Stock markets today saw buying across-the-board as 11 out of 13 sectoral indices closed with gains in 0.72-2.94 percent range. The Bankex, Auto, Capital Goods, Power and Realty indices were the forefront while only S&P BSE-IT and S&P BSE-Teck closed lower. Overall, 28 out of 30 Sensex-based scrips ended with gains. Infosys and Sterlite closed down.
"The recent deceleration of gold and crude prices is also constructive for macros since these items account for about 40-45 percent of our total imports and a correction is likely to lend a favorable bias to the current account deficit, which is one of our key concern areas," said Lalit Thakkar, Managing Director - Institution, Angel Broking.
Globally, Asian stocks reversed their intra-day losses and closed mixed with upward bias. Key indices from China, Singapore, South Korea and Taiwan settled with gains while from Hong Kong and Japan concluded with losses.
However, European markets were trading lower in their early trade on worries over the global economic growth. France's CAC was down by 0.70 percent, Germany's DAX 0.68 percent and the UK's FTSE by 0.66 percent.

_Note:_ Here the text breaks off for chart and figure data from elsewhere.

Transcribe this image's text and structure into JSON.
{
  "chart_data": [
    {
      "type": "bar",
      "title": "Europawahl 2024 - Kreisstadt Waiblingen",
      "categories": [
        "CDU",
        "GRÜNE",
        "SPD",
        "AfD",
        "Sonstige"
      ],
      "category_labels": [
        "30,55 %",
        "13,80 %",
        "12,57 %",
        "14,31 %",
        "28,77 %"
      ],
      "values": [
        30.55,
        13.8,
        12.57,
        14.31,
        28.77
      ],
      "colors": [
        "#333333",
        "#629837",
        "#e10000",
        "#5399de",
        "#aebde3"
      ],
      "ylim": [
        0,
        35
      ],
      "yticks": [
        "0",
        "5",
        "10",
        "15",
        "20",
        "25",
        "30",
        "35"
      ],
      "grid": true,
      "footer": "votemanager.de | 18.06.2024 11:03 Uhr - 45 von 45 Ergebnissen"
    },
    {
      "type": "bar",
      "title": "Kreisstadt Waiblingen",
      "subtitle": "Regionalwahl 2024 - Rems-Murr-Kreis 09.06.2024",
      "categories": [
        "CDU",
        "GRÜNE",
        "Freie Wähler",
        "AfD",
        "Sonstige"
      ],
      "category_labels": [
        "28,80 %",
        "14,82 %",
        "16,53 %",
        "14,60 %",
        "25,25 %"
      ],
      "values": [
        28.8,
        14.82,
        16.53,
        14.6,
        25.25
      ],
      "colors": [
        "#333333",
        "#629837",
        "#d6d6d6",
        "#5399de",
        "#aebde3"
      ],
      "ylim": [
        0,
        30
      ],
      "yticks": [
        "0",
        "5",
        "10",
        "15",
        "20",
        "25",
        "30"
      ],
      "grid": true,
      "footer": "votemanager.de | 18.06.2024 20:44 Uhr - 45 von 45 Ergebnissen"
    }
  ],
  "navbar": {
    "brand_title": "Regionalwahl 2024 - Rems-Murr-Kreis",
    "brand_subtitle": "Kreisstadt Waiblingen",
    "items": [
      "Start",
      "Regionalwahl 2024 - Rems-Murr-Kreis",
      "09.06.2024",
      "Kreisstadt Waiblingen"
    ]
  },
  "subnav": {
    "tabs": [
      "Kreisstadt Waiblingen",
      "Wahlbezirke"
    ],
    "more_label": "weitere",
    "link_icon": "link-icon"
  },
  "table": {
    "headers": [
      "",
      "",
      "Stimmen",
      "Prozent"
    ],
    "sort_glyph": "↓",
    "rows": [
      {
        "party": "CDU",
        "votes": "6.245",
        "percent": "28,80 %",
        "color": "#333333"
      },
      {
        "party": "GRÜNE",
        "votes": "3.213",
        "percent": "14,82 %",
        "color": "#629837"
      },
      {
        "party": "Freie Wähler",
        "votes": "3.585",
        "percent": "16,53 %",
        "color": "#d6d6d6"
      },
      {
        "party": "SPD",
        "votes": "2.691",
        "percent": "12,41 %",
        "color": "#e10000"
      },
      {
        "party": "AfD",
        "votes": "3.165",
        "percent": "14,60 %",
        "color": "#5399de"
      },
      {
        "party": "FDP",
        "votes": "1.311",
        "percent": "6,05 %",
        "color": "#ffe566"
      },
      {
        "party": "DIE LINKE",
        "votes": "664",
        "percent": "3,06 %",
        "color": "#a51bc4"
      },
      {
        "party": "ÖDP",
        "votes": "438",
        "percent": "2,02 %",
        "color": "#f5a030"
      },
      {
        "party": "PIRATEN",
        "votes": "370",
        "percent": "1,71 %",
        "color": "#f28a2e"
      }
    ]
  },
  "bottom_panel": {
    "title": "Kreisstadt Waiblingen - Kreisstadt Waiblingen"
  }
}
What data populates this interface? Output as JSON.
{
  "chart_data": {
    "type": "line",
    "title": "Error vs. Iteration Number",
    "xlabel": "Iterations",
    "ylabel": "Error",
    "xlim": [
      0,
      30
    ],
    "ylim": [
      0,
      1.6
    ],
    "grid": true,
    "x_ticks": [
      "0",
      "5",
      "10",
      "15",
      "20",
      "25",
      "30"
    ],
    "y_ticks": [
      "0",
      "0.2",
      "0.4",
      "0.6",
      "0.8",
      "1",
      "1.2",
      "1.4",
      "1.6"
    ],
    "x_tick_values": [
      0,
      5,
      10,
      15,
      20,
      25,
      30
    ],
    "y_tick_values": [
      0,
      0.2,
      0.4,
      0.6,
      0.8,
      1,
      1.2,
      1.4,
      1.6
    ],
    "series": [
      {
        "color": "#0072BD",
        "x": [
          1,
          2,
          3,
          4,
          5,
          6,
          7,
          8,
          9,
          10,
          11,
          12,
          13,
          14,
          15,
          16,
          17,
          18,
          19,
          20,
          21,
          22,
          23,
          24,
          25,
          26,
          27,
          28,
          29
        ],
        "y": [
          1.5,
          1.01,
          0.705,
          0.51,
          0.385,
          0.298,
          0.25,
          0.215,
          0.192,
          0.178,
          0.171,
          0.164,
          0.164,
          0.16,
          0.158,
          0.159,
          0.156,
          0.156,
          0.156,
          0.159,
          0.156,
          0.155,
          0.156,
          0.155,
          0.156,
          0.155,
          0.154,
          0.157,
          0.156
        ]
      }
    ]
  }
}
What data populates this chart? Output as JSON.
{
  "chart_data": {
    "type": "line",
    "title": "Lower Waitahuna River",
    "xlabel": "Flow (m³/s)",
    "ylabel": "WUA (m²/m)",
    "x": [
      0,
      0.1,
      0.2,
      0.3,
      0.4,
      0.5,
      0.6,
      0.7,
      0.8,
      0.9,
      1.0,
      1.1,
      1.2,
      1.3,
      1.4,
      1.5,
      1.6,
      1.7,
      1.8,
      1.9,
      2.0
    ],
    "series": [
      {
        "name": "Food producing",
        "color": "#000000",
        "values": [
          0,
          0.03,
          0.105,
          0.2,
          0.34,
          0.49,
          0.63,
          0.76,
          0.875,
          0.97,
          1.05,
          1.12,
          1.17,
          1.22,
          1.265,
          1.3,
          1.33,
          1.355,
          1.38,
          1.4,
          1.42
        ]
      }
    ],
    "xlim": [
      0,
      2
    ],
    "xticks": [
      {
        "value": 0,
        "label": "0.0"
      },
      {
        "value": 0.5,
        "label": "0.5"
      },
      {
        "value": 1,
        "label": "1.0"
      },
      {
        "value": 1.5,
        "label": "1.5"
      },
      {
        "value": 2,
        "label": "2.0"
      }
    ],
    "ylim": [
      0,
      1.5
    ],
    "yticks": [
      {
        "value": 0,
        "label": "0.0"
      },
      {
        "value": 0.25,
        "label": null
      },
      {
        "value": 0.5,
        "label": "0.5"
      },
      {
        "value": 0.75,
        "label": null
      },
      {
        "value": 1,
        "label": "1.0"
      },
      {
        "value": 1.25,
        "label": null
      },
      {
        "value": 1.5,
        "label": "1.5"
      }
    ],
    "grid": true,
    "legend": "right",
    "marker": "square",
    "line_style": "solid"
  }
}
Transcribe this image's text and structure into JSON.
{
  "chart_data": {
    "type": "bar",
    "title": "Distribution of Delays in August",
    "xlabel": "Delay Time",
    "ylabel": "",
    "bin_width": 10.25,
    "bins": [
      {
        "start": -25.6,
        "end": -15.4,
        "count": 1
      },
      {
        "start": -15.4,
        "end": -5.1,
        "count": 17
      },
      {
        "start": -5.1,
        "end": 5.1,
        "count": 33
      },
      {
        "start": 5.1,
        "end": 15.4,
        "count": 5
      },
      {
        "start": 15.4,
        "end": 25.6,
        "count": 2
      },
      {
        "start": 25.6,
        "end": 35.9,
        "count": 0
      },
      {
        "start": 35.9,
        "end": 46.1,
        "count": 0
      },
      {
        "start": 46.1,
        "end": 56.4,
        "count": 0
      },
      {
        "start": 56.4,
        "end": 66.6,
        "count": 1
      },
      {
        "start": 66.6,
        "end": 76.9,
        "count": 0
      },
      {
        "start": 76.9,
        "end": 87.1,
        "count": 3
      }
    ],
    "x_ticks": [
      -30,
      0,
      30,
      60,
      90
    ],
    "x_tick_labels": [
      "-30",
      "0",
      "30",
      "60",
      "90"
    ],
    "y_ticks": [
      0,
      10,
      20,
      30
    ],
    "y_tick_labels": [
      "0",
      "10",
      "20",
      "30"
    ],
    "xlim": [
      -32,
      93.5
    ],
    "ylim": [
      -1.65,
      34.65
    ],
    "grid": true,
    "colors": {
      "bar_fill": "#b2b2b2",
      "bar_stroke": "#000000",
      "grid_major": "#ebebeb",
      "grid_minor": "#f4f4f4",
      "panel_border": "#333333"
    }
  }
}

Back home, Maruti Suzuki was the top gainer from the Sensex pack with a rise of 4.23 percent. M&M, ONGC, HDFC, Dr Reddy's Lab, Hero MotoCorp, HDFC Bank, L&T, ICICI Bank, ITC, Bajaj Auto, NTPC, Sun Pharma, HUL, BHEL, Tata Power, Bharti Airtel, Hindalco, SBI, RIL, Tata Steel and Gail India clocked smart gains in 1.13-3.95 percent range.
Market breadth remained positive as 1,338 scrips finished higher while 1,022 ended lower. Total turnover moved down further to Rs 1,889.42 crore from Rs 1,931.84 crore Monday.
Meanwhile, Foreign Institutional Investors (FIIs) sold shares worth Rs 418.37 crore Monday as per provisional data with stock exchanges.